Other “old” major drugs would not be discovered today for similar or different reasons (e.g., not fully elucidated multi-target mechanism of action). Conversely, important drugs recently discovered using modern technologies could not have been detected in the past. Thus, there is nothing to regret except that, up until now, efficiency for finding innovative and useful new drugs has not dramatically increased despite the recent genomic and technologic revolution!
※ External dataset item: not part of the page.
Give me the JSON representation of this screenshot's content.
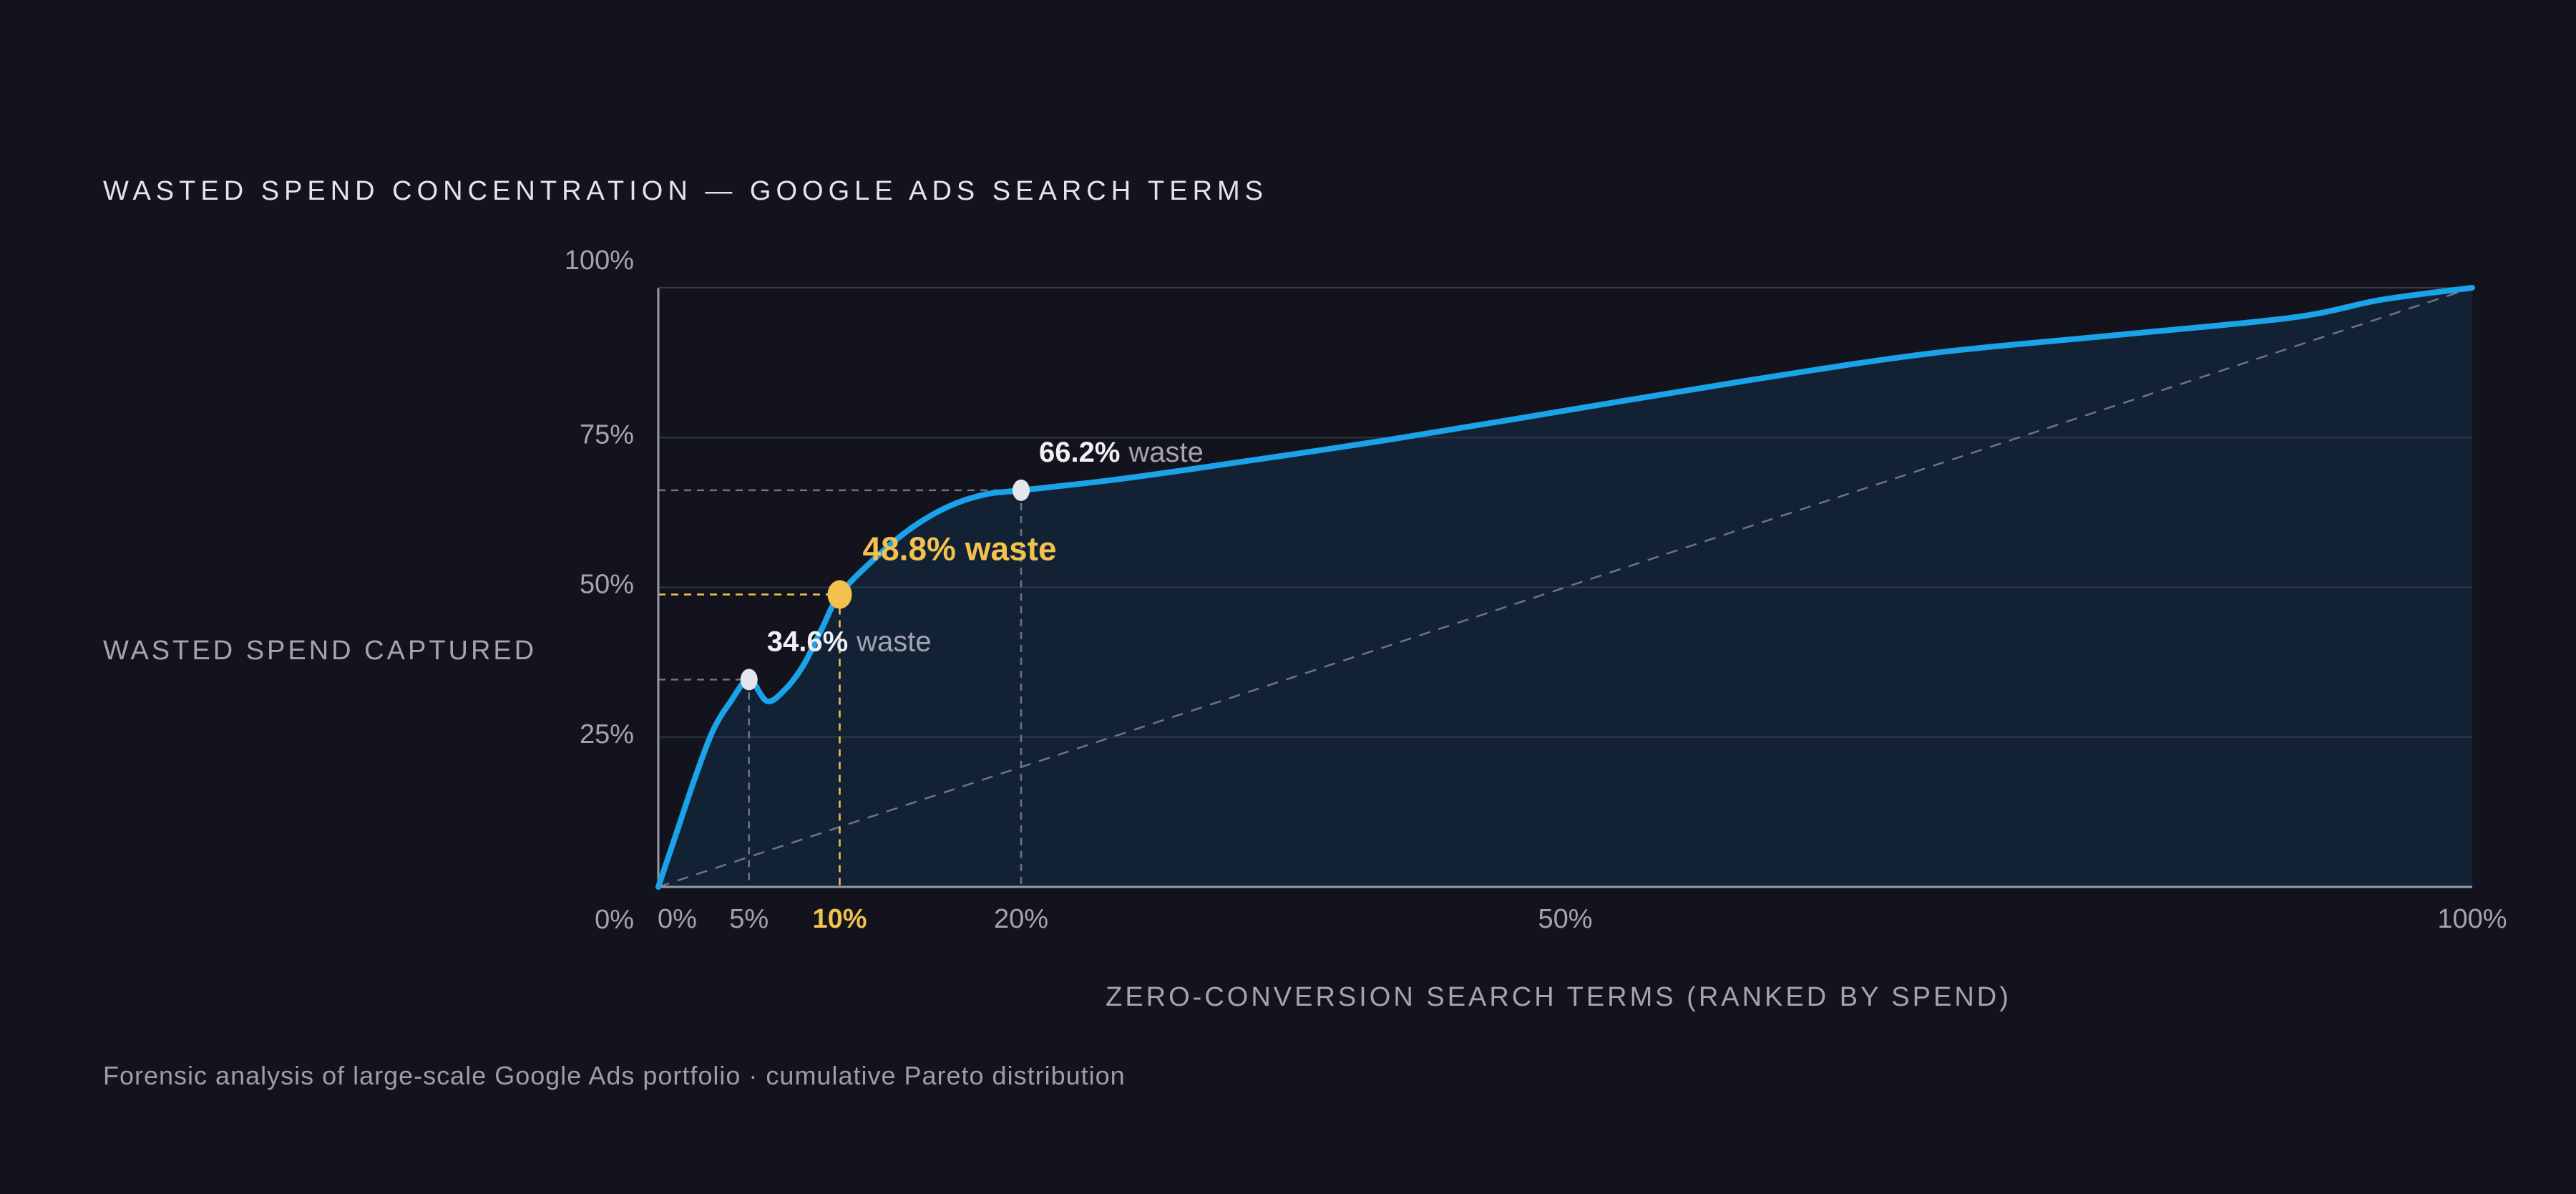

Finally, at least two lessons could be learned from this ticlopidine and clopidogrel story. First, more attention should be paid to phenotypic screenings which now use whole cells, to complement the easier-to-perform target-based screenings. Secondly, one should not abandon drug candidates too quickly because of certain drawbacks encountered, which could finally be manageable. The prime consideration should be the benefit/risk ratio for the patients.